Objective: Human adipose-derived mesenchymal stromal/stem cells (hASC) constitute an attractive source of stem cells for cell-based therapies in regenerative medicine and tissue engineering as they are easy to acquire from lipoaspirate, expansion, and genetic modification ex vivo. The combination of Pdx-1, MafA, and NeuroD1 has been indicated to possess the ability to reprogram various types of cells into insulin-producing cells. The aim of this study is to investigate whether MafA and NeuroD1 would cooperate with Pdx-1 in the differentiation of hASC into insulin-producing cells.
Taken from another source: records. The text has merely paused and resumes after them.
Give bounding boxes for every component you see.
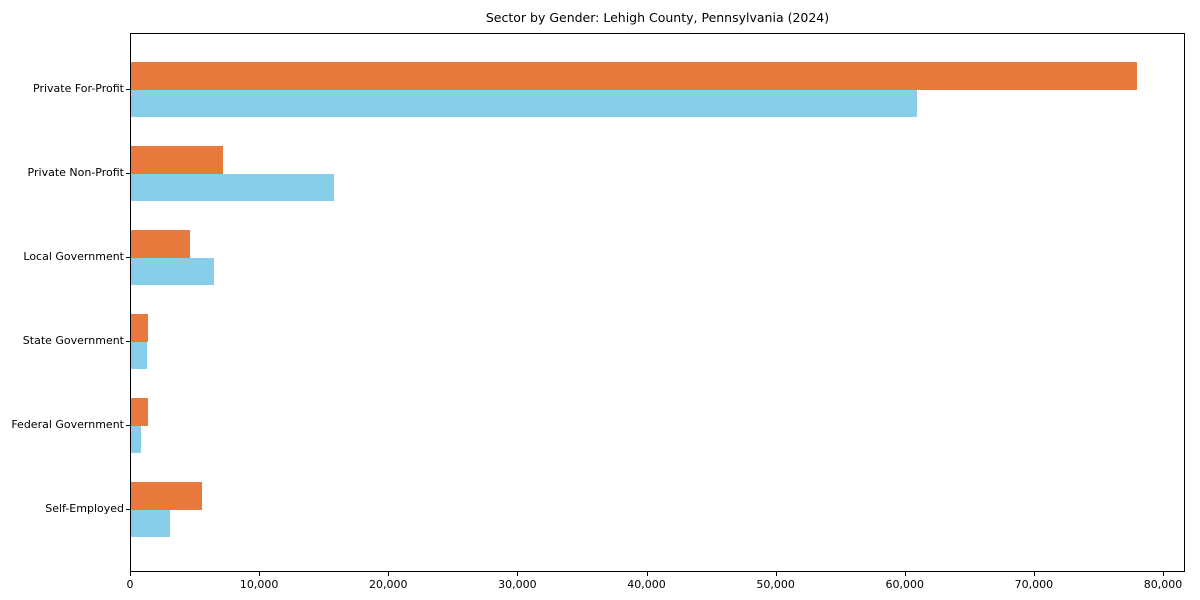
x-tick-mark [517, 572, 519, 576]
bar-female-federal-government [131, 425, 142, 453]
x-tick-mark [1163, 572, 1165, 576]
y-tick-label-federal-government: Federal Government [11, 417, 124, 431]
x-tick-label-70-000: 70,000 [1014, 578, 1054, 591]
y-tick-mark [126, 88, 130, 90]
x-tick-mark [646, 572, 648, 576]
bar-female-self-employed [131, 509, 170, 537]
y-tick-label-state-government: State Government [22, 333, 124, 347]
chart-title: Sector by Gender: Lehigh County, Pennsyl… [485, 10, 830, 25]
bar-female-local-government [131, 257, 214, 285]
x-tick-label-50-000: 50,000 [756, 578, 795, 591]
y-tick-mark [126, 256, 130, 258]
y-tick-mark [126, 508, 130, 510]
y-tick-label-self-employed: Self-Employed [45, 501, 124, 515]
x-tick-label-80-000: 80,000 [1143, 578, 1183, 591]
x-tick-label-10-000: 10,000 [239, 578, 279, 591]
y-tick-label-local-government: Local Government [23, 249, 124, 263]
x-tick-label-30-000: 30,000 [498, 578, 537, 591]
bar-male-private-for-profit [131, 62, 1137, 90]
y-tick-label-private-non-profit: Private Non-Profit [27, 165, 124, 179]
bar-male-private-non-profit [131, 146, 223, 174]
y-tick-mark [126, 172, 130, 174]
bars-layer [131, 34, 1184, 571]
x-tick-label-60-000: 60,000 [885, 578, 925, 591]
bar-female-private-non-profit [131, 173, 334, 201]
x-tick-label-20-000: 20,000 [369, 578, 408, 591]
y-tick-label-private-for-profit: Private For-Profit [33, 81, 124, 95]
x-tick-label-0: 0 [126, 578, 134, 591]
bar-female-private-for-profit [131, 89, 918, 117]
x-tick-mark [775, 572, 777, 576]
plot-area: Male Female [130, 33, 1185, 572]
x-tick-mark [1033, 572, 1035, 576]
bar-male-self-employed [131, 482, 202, 510]
x-tick-mark [130, 572, 131, 576]
bar-male-state-government [131, 314, 148, 342]
bar-male-federal-government [131, 398, 148, 426]
y-tick-mark [126, 340, 130, 342]
bar-male-local-government [131, 230, 191, 258]
bar-female-state-government [131, 341, 147, 369]
x-tick-mark [904, 572, 906, 576]
x-tick-mark [259, 572, 261, 576]
x-tick-label-40-000: 40,000 [627, 578, 666, 591]
y-tick-mark [126, 424, 130, 426]
x-tick-mark [388, 572, 390, 576]
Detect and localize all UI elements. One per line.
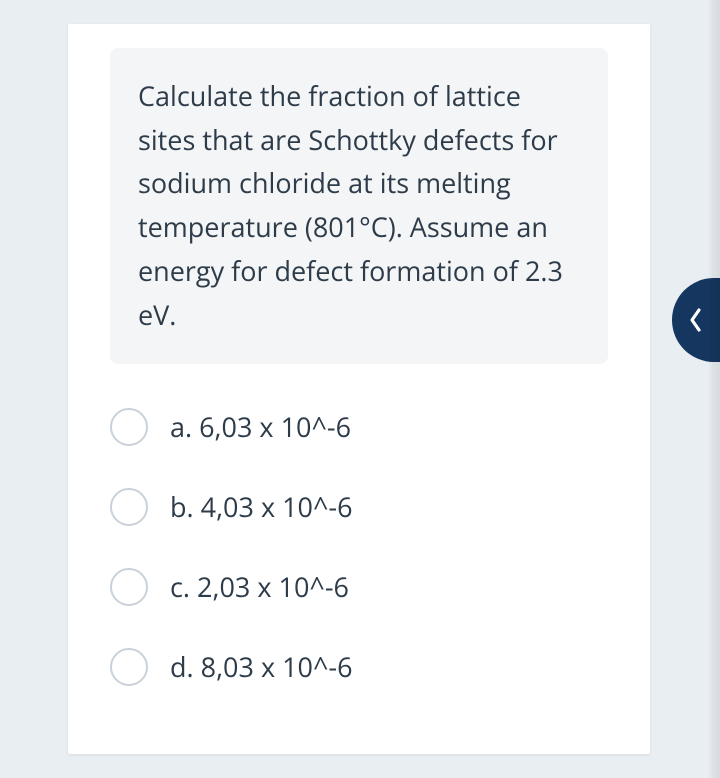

Materials and methods: In this experimental study, we generated polycistronic expression vectors expressing Pdx1 and MafA/NeuroD1 with a reporter from a human EF-1α promoter using 2A peptides in a single tet-off lentiviral vector system. Briefly, hASC were transduced with the lentiviral vectors and allowed to differentiate into insulin-producing cells in vitro and in vivo. Thereafter, RNA expression, dithizone staining, and immunofluorescent analysis were conducted.
Results: Cleaved transcriptional factors from a single tet-off lentiviral vector were functionally equivalent to their native proteins and strictly regulated by doxycycline (Dox). Insulin gene expression in hASC transduced with Pdx1, Pdx1/ MafA, and Pdx1/NeuroD1 in differentiation medium were successfully increased by 1.89 ± 0.39, 4.81 ± 0.98, 5.51 ± 0.63, respectively, compared to venus-transduced, control hASC. These cells could form dithizone-positive cell clusters in vitro and were found to express insulin in vivo.
Conclusion: Using our single tet-off lentiviral vector system, Pdx-1 and MafA/NeuroD1 could be simultaneously expressed in the absence of Dox. Further, this system allowed the differentiation of hASC into insulin-producing cells.
Keywords: Doxycycline; Gene Expression Regulation; Insulin-producing cells; adipose-derived mesenchymal stromal/stem cells; genetic vectors.